It is May 2011, and the Samsung Galaxy S II has just landed in the UK like a dual-core cruise missile aimed directly at Apple’s head. This is the phone that has finally turned the ‘iPhone Killer’ from a tired marketing cliché into a cold, technical reality. It is impossibly thin (8.49mm) and so light (116g) that you’d be forgiven for thinking the Carphone Warehouse assistant had handed you a plastic dummy model. It is finished in a textured, ‘HyperSkin’ plastic that provides a much-needed grip, but make no mistake, while it lacks the ‘glass and steel’ gravitas of the iPhone 4, what’s happening on the front and inside of this device is on another level entirely.

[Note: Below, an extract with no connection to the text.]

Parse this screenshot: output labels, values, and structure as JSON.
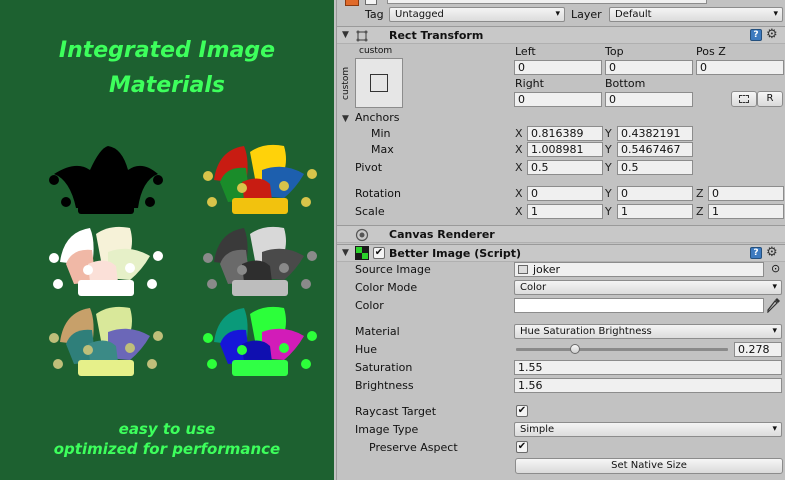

The technical headline is the dual-core 1.2GHz Exynos processor paired with a full 1GB of RAM. In 2011, this is an astronomical amount of power for a mobile device. It doesn’t just run Android 2.3 Gingerbread; it makes it fly. Swiping through homescreens is so fluid it feels like the icons are floating in oil, and the multitasking is a revelation, you can have a dozen apps open in the background without a single hint of lag. But the real showstopper is the 4.3-inch Super AMOLED Plus display. By moving away from the PenTile matrix of the original Galaxy S, Samsung has created a screen that is sharper, brighter, and more vivid than anything else on the market. The black levels are absolute, making it the ultimate device for watching HD movies on the train to Waterloo.
On the imaging front, the Galaxy S II features an 8-megapixel sensor that is arguably the best in the business. It captures staggering levels of detail and can record full 1080p HD video at a rock-solid 30fps. Unlike the iPhone, it features a highly customisable camera app with dozens of scene modes and settings. Connectivity is equally exhaustive: 21Mbps HSPA+, Bluetooth 3.0, Wi-Fi Direct, and an MHL-enabled microUSB port that can output 1080p video to your TV via an adapter. It also features a microSD slot, allowing you to boost the internal 16GB of storage by another 32GB, a technical freedom that Apple still refuses to grant.
The user interface is ‘TouchWiz 4.0,’ which introduces clever motion-based gestures, like zooming in on a web page by tilting the phone towards you, and the ‘Social Hub,’ which attempts to unify your digital life. The battery life is surprisingly robust for such a powerful thin phone; the 1650 mAh pack can easily last a full day of heavy use, provided you aren’t spending six hours a day playing ‘Raging Thunder 2.’ The Galaxy S II is a technical masterpiece that has redefined the ‘flagship’ experience. It is the definitive power-user’s phone of 2011, a device that feels like it’s been sent back from the future to show us what a dual-core world actually looks like.